Perez moves the reader through domains by weaving narrative and data. Her approach creates a book that is both readable and approachable, and packs the persuasive punch of evidence-based social science. Her conclusions make data, academic research, and policy outcomes undeniable. This approach makes the book resonate emotionally and logically. Regardless of politics or opinion, a reader cannot help but see the objective truth in each of her arguments. There is nothing “woke” or “feminist” about this book. It simply shines a light on a problem that deserves all of our attention, and it does so convincingly.

Takeaways

The greatest shortfall of Invisible Women is that it addresses the gender data gap only through the binary lens of male and female sex, but this is a weakness that Perez is well aware of. Acknowledging that sex and gender are not synonymous, she consciously chooses data regarding sex because it represents how the female gender is excluded from policy decisions and design considerations, and in a moment of irony, because a better data set does not exist. Despite this shortfall, the book’s purpose is not to reveal every moment when decisions about data affect women’s lives, but rather to highlight the issue of how data bias permeates every aspect of life and society. In this, she succeeds, and one can accept that if the examples presented in the book are true, then we all need to pay better attention to how data bias might affect people across sex, gender, and race. 

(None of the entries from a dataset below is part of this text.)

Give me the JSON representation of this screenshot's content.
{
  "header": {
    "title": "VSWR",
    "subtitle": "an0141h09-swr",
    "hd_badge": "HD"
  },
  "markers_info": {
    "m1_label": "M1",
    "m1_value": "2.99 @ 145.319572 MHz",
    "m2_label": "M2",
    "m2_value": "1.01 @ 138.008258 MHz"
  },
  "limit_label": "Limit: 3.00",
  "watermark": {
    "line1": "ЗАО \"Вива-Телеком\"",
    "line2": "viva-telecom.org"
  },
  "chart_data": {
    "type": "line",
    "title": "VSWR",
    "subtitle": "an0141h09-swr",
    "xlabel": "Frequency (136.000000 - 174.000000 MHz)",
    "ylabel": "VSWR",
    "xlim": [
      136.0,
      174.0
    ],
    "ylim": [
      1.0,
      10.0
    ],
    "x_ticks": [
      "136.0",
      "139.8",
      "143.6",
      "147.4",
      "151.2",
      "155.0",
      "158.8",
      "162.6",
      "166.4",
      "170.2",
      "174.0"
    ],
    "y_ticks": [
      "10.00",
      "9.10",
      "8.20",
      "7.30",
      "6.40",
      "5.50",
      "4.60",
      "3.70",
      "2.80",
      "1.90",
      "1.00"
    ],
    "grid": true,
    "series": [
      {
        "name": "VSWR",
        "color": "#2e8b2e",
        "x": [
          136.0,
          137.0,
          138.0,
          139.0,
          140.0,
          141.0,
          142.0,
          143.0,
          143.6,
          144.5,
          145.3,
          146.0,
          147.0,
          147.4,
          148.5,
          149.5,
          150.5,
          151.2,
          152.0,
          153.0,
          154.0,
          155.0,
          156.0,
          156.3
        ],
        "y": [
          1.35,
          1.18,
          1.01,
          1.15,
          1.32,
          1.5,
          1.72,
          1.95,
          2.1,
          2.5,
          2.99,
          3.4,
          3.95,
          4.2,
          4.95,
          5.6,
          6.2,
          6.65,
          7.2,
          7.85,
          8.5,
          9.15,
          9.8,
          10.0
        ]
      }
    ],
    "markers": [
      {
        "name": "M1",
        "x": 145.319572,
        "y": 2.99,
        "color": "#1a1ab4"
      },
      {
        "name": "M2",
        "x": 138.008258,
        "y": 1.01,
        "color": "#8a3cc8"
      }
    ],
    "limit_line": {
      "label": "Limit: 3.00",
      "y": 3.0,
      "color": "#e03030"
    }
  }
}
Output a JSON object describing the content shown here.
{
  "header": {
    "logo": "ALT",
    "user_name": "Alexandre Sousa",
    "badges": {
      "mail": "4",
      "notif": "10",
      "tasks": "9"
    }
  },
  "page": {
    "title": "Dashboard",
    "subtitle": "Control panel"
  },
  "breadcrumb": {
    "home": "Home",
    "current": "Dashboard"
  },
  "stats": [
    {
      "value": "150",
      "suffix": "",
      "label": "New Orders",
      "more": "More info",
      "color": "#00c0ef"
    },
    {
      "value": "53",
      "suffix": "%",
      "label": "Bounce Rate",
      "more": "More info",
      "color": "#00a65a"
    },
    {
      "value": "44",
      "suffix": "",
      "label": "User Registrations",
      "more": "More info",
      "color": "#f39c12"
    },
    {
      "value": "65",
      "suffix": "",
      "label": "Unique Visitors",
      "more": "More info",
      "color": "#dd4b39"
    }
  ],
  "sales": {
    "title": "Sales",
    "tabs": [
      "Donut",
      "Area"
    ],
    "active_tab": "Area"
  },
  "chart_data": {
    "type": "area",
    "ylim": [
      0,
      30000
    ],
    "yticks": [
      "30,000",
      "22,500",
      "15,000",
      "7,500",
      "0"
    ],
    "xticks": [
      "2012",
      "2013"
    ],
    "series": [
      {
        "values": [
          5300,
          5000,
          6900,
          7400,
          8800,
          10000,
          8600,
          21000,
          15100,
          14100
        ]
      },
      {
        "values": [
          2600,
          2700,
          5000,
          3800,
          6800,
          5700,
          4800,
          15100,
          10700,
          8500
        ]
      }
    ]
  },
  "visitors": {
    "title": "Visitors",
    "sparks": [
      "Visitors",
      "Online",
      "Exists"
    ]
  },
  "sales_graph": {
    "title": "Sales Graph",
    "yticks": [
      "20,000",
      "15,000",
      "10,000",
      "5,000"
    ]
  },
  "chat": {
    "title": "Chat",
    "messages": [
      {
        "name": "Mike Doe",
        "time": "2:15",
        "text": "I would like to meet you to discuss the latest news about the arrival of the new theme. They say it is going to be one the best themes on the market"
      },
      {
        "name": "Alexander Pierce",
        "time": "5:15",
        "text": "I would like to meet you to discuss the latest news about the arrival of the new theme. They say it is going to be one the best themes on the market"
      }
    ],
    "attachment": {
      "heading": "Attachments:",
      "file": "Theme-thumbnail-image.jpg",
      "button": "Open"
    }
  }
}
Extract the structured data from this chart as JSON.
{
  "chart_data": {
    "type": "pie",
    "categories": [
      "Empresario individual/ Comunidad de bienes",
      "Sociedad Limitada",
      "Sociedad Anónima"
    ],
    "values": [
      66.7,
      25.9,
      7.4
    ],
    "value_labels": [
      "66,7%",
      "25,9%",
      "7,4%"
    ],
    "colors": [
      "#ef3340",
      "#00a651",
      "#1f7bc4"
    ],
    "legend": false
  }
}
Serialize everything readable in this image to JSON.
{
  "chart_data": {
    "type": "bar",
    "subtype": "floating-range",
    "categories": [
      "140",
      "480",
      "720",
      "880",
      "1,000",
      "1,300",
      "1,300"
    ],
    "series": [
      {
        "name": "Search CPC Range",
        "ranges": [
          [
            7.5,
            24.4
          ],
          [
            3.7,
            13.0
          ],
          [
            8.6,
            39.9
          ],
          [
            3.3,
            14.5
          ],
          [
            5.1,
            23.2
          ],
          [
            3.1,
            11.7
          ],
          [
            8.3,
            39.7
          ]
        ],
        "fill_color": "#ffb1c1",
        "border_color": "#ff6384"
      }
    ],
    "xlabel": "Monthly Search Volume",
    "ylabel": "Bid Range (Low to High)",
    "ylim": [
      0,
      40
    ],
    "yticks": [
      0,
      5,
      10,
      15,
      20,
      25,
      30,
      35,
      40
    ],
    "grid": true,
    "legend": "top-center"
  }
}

Perez highlights solutions to the problems she finds when they exist, but she is also careful to work through how we can address the gender data gap. First, we can develop better data and revisit old policy decisions to improve outcomes. Second, we can ensure we include diverse perspectives at the level of decision-making. Google, one of the biggest data companies in the world, remained blind to its own gender bias until female employees highlighted it. Only after the current Facebook COO, Sheryl Sandberg, complained to Sergey Brin about the lack of pregnancy parking did Google see a gender bias blind spot. Regarding my own gender bias with my writing, I must embrace proofreading by a female peer or my wife rather than a peer who looks and thinks just like me.  Caroline Criado Perez’s Invisible Women: Data Bias in a World Designed for Men provides eye-opening lessons about how data and gender shape decision-making and outcomes. Its thought-provoking approach and insights make it worth the time of any leader, from the tactical to the strategic.